The injured boys would be patched up and essentially patted on their butt as they were thrown back out into the world to go about the business of being little boys. Most of the time, the little girls would be attended to and warned not to engage in the activity that caused the injury. This was, of course, not the case every time—but the study proved that girls were four times more likely to be warned than boys.
The problem with the way we, as a society, continually socialize girls to be afraid, to need assistance, and discourage them to engage in risky play, seems obvious.

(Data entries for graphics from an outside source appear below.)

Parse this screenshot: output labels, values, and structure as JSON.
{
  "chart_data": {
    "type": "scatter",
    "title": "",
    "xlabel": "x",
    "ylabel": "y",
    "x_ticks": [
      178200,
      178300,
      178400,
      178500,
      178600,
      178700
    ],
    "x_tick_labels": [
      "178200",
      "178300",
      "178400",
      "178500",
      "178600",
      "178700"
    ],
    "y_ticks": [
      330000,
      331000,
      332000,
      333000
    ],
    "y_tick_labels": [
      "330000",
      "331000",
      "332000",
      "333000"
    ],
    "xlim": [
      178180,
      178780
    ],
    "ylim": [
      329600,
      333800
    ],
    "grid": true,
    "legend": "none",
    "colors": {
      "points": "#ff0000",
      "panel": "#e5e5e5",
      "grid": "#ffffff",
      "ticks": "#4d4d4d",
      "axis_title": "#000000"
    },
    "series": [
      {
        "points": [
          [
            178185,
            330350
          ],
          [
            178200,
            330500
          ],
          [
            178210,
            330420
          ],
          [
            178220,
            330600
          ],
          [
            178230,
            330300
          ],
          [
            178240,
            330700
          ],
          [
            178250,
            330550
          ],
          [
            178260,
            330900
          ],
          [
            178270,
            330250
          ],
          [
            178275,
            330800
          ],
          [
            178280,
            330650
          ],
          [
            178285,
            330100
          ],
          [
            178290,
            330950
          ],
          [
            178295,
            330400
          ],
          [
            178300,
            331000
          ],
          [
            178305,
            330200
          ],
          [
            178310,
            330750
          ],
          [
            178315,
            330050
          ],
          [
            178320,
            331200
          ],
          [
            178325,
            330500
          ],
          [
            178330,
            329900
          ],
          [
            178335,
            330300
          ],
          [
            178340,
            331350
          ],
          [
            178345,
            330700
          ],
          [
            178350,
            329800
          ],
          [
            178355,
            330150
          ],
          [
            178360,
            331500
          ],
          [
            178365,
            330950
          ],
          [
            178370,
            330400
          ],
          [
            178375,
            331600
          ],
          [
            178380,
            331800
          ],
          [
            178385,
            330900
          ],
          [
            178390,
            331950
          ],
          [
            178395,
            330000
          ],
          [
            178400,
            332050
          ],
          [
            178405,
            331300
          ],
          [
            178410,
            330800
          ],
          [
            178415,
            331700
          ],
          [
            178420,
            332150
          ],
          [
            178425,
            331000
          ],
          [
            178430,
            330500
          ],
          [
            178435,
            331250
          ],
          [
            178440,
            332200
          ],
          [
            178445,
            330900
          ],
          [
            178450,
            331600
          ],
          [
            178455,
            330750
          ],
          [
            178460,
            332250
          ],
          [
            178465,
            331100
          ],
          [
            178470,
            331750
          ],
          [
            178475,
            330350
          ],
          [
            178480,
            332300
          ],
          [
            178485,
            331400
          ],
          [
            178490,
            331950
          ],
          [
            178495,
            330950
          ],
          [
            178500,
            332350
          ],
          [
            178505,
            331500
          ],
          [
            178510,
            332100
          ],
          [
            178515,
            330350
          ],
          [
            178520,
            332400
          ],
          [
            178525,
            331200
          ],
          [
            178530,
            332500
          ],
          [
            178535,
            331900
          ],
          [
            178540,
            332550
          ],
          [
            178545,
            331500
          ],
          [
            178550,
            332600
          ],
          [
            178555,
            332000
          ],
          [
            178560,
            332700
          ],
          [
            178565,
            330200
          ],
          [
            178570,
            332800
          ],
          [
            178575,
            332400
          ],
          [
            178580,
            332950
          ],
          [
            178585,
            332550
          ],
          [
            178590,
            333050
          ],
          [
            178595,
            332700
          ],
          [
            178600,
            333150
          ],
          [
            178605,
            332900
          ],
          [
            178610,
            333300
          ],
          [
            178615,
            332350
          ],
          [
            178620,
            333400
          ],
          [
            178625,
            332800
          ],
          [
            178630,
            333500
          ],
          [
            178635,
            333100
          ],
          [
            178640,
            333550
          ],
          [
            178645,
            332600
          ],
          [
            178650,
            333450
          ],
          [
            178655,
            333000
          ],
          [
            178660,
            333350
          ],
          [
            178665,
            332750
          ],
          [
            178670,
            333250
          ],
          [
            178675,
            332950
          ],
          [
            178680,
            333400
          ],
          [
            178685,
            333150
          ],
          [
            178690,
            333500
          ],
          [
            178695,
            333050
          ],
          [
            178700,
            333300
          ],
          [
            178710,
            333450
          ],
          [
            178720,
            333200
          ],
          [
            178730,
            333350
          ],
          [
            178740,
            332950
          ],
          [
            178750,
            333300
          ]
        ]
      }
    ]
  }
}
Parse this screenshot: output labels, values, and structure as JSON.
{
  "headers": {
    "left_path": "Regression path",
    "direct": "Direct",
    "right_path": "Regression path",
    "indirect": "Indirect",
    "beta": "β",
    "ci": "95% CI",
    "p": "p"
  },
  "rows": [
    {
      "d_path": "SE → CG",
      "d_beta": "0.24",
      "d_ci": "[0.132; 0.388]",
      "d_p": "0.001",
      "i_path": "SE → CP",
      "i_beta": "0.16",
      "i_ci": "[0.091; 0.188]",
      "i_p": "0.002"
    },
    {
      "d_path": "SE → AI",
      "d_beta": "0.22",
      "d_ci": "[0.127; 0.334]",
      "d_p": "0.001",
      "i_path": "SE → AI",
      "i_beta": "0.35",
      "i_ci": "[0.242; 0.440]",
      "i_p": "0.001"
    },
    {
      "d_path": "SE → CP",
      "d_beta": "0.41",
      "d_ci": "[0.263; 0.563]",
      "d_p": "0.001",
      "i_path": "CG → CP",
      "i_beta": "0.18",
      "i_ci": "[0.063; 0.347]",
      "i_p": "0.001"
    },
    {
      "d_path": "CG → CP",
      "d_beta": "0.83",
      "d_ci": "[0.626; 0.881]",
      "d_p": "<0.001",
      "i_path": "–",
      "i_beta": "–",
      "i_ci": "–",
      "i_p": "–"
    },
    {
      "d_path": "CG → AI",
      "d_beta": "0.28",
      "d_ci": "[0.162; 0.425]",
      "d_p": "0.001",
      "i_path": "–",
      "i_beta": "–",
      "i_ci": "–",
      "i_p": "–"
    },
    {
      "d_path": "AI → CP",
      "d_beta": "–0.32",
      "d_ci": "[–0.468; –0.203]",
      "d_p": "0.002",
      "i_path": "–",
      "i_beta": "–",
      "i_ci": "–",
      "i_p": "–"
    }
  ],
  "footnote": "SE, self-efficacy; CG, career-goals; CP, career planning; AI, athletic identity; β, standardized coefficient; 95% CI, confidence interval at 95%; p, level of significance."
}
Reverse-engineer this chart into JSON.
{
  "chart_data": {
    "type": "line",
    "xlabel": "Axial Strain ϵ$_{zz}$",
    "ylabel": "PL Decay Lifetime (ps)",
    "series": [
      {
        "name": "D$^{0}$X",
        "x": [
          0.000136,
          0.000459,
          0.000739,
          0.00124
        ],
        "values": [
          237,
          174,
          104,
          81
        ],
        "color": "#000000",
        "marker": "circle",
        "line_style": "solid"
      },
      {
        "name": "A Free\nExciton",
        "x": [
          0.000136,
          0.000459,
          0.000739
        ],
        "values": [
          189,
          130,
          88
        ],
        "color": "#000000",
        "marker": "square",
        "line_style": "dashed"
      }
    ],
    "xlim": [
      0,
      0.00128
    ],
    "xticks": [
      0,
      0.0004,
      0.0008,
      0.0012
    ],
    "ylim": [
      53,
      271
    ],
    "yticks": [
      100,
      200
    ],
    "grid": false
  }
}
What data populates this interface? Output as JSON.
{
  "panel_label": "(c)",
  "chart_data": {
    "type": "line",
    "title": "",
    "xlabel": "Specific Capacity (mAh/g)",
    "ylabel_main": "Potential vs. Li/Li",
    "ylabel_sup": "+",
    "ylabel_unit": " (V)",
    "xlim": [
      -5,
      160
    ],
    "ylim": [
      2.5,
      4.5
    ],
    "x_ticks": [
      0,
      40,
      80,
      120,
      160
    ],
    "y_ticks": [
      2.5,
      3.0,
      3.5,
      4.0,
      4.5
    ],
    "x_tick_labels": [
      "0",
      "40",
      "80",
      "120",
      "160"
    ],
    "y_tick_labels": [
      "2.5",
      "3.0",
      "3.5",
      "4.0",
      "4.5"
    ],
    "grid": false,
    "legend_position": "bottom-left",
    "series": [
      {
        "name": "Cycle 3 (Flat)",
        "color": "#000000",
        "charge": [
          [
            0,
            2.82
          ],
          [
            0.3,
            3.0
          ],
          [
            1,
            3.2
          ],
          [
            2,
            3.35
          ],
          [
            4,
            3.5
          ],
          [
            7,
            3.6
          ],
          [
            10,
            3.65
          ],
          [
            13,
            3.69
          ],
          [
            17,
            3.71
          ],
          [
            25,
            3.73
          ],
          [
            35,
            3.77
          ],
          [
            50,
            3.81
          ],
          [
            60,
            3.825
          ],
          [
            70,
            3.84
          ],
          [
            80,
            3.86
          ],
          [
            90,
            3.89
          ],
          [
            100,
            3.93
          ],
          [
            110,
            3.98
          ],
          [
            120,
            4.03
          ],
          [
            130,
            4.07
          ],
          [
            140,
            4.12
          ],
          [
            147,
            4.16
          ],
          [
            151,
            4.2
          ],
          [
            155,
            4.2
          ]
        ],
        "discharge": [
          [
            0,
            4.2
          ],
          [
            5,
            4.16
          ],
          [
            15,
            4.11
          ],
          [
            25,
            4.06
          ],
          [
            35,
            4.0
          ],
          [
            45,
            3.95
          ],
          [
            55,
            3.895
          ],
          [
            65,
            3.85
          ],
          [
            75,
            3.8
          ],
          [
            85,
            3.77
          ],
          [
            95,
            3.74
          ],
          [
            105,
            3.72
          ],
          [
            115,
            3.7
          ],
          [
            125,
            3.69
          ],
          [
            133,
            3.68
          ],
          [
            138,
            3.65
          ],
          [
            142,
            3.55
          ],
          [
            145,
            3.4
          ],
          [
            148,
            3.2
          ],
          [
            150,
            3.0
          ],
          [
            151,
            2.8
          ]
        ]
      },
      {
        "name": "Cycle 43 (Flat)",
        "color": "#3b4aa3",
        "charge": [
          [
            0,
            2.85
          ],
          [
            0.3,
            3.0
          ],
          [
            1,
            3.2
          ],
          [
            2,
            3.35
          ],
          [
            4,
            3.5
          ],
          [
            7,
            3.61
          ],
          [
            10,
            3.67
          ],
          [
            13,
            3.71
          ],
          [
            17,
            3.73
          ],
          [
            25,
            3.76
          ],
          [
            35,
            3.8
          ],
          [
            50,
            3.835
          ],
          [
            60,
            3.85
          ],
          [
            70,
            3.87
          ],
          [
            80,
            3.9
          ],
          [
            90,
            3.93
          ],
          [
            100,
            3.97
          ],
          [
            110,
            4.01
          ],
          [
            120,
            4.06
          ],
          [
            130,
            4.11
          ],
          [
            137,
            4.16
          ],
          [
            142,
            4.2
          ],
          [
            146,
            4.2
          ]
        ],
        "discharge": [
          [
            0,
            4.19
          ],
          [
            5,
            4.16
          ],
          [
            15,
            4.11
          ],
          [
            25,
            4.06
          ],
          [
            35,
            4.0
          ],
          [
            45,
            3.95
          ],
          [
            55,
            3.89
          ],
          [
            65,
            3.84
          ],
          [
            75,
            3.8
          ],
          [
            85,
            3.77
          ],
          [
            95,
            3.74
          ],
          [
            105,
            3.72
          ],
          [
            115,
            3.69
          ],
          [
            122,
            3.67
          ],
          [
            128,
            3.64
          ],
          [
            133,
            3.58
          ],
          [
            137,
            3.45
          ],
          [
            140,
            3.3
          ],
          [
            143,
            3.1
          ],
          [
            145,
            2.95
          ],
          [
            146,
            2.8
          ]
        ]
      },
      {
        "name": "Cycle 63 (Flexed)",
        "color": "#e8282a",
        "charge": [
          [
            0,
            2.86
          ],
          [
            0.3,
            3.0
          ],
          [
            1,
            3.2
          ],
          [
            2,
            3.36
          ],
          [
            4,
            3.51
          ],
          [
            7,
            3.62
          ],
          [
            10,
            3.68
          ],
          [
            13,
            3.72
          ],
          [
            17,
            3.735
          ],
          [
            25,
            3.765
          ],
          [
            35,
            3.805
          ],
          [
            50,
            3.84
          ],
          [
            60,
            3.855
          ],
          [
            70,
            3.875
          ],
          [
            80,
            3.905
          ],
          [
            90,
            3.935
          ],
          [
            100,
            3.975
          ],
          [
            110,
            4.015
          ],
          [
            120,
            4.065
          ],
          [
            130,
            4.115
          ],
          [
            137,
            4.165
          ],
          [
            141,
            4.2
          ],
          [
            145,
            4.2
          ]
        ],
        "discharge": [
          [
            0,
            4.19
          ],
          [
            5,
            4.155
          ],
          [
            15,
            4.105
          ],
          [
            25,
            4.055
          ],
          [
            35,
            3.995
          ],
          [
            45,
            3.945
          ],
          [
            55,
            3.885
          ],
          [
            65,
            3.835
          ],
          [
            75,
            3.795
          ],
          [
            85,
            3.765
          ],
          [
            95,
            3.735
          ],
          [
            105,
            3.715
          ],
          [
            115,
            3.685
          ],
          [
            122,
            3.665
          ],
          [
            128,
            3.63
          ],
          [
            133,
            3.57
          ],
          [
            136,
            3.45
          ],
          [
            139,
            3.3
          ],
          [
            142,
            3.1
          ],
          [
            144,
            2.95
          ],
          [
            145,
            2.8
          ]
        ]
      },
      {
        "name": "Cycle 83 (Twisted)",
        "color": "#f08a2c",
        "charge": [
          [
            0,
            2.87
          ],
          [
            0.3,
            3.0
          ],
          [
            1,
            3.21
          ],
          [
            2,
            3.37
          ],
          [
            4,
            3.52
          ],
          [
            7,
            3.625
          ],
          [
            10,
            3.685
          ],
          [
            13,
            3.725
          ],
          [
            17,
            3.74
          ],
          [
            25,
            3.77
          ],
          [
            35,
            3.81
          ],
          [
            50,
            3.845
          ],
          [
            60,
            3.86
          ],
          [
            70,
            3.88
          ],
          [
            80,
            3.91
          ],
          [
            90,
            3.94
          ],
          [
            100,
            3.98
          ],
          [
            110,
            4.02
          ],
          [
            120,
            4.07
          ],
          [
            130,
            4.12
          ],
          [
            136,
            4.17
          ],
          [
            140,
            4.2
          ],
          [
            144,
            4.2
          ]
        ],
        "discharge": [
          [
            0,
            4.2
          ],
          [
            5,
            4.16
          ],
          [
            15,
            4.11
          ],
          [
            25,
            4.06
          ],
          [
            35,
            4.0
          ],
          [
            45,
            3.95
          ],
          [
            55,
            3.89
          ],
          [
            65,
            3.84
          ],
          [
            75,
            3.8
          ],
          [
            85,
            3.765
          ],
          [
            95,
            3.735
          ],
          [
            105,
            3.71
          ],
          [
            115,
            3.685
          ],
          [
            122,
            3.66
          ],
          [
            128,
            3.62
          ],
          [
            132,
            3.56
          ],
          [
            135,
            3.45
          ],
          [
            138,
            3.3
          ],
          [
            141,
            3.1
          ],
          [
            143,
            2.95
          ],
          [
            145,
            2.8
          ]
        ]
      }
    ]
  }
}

We are perpetuating an endless cycle of deference and inferiority in females and doing them a grave disservice. This becomes all too clear when we watch our daughters enter adulthood ill-prepared for the sort of risk-taking that generally results in successful advancement in the workplace or in entrepreneurial situations.
Here’s what we can do:
Watch our language
As much as it is instinctual to run behind a wild and carefree three-year-old girl warning, “Be Careful!”—we really should not do this. It’s okay to replace those concerns with, “Focus on what you’re doing” or, “You got this!” But I, for one, have put a moratorium on the “frantic parent semantics.”
I’ve found that it is natural that little girls and boys fall down, get hurt, cry, and move on—whether we are filling their heads with unhelpful words or not. So, I allow them to engage in risky playground behavior without all the verbal negativity.
Be mindful in our actions
My little girls need to be held and consoled when they get hurt, but they don’t need wholesale protection from anything and everything that might hurt them. They are so much better off when they are attended to and allowed to get back to what they were doing—same as the boys in that emergency room study.
Reinforce their courage
Most little girls are resilient and courageous right out of the gate and it is the myopic beliefs of society at large that gradually take that away from them. As a father, I have the opportunity to counteract those poorly designed social constructs by congratulating my girls whenever they stand up to danger (within reason).
A lot of this stuff, I realize, almost seems counterintuitive for dads. We have been programmed to protect our little girls with every sinew in our bodies. However, it really pays to push against gravity in this case.
Take a look around. In this world we live in, we have no choice but to do everything in our power to raise badass little girls to become badass young women.